Interestingly, I recently encountered an issue in the wild where these two recursion limits are both prominently involved.

Yew, the Wasm web framework, provides an html! macro that allows you to write templates that look like HTML within your Rust code. The macro is notorious for requiring the macro expansion `recursion_limit` to be raised even for fairly small templates. Now, if you happen to have a syntax error in a template and ask cargo to return the build errors as JSON, it will diligently report every macro expansion that led to the problem as a nested structure. Which is what the commonly used cargo-web tool does, so when it sees JSON with 128+ levels of macro expansion details describing a build error (again, not uncommon with Yew's html! macro), serde_json fails to parse it with `ErrorCode::RecursionLimitExceeded` and cargo-web panics.

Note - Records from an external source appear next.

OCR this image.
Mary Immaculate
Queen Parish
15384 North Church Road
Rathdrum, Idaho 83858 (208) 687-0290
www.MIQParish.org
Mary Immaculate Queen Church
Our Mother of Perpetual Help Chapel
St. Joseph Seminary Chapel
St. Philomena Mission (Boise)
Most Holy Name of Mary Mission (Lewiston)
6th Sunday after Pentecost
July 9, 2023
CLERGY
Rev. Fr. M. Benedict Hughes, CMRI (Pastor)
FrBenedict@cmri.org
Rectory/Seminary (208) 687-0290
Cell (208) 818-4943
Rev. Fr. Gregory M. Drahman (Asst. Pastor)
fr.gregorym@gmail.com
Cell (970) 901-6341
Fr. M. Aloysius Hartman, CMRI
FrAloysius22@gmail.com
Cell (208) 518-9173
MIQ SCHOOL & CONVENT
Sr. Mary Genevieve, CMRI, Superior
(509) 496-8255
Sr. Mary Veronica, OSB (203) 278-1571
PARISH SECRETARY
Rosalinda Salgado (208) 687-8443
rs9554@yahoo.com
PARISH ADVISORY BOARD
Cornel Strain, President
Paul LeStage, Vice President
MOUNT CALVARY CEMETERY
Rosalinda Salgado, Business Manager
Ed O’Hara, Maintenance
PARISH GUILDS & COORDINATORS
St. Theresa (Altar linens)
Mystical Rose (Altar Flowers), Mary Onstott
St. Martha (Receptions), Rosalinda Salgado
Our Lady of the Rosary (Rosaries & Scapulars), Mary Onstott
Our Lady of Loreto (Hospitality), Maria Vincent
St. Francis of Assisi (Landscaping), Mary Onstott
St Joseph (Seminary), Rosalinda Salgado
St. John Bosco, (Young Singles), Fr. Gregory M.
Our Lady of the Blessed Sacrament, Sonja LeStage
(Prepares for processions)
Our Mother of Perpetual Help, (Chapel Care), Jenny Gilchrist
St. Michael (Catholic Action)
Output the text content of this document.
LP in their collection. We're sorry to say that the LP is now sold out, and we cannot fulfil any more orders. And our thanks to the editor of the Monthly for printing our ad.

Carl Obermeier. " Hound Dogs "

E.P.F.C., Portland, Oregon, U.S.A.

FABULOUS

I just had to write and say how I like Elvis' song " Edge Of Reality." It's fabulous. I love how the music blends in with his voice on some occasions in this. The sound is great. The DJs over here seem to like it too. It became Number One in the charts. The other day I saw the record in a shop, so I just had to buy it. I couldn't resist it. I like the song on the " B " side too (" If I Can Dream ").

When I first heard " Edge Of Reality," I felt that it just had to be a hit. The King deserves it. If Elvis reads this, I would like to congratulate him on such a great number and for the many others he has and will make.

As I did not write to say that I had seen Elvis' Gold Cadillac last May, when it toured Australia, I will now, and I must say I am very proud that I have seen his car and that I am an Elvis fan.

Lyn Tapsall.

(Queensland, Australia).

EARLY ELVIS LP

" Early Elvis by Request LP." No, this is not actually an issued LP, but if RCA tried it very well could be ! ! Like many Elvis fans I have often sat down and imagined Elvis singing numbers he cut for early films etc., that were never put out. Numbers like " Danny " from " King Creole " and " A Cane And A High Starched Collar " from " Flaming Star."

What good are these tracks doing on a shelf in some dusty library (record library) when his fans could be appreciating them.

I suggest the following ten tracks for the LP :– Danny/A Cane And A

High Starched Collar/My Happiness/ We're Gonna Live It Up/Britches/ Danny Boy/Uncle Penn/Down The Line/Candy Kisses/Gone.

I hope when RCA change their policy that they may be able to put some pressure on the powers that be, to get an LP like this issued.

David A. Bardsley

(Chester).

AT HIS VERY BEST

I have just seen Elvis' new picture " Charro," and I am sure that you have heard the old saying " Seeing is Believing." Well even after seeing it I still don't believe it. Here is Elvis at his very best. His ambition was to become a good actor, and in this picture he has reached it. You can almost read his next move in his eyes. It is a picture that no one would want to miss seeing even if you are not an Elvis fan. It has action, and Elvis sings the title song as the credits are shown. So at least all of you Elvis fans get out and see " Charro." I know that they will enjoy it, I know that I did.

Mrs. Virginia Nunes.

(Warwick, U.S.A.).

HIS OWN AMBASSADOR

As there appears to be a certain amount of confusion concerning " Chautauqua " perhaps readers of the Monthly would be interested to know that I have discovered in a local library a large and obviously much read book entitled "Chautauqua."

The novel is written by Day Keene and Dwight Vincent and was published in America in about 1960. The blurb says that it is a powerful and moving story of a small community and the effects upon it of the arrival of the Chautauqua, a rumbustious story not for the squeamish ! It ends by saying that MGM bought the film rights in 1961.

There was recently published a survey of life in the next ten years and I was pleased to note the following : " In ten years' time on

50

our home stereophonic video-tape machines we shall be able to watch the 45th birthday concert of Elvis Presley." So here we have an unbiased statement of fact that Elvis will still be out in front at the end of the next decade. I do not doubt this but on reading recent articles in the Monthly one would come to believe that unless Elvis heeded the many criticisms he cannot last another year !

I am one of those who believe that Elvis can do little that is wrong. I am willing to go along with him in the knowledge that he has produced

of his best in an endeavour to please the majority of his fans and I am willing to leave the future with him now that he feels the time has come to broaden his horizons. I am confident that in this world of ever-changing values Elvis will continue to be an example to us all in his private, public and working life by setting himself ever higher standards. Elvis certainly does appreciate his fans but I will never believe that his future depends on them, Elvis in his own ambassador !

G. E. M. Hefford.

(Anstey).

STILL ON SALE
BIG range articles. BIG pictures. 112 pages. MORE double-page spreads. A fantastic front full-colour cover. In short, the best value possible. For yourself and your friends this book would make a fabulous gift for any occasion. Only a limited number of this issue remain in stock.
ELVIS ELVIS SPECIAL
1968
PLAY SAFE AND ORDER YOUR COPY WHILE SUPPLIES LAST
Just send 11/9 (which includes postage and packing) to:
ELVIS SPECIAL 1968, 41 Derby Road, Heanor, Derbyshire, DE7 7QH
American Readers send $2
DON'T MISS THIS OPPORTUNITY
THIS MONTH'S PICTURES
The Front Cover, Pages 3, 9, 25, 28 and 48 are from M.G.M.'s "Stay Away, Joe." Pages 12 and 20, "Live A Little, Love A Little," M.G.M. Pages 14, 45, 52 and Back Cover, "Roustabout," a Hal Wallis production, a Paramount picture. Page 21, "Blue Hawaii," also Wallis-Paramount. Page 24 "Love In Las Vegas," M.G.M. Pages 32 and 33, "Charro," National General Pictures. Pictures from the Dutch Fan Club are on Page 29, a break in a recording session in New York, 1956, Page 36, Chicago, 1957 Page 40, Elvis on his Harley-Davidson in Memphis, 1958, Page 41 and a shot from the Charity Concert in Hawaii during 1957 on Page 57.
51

https://github.com/yewstack/yew/issues/661#issuecomment-5467...


The recursion limit in the deserializer is a deliberate one https://github.com/serde-rs/json/pull/163


For some reason I thought serde was using macros to perform deserialisation. Now I know that isn't the case and it's a coincidence the default recursion limit and the serde default nesting limit is 128.


Even if serde does indeed use macros, they run at compile time. The limit on macro recursion depth has an impact on what programs do compile, but it has no impact on the runtime behavior of these programs.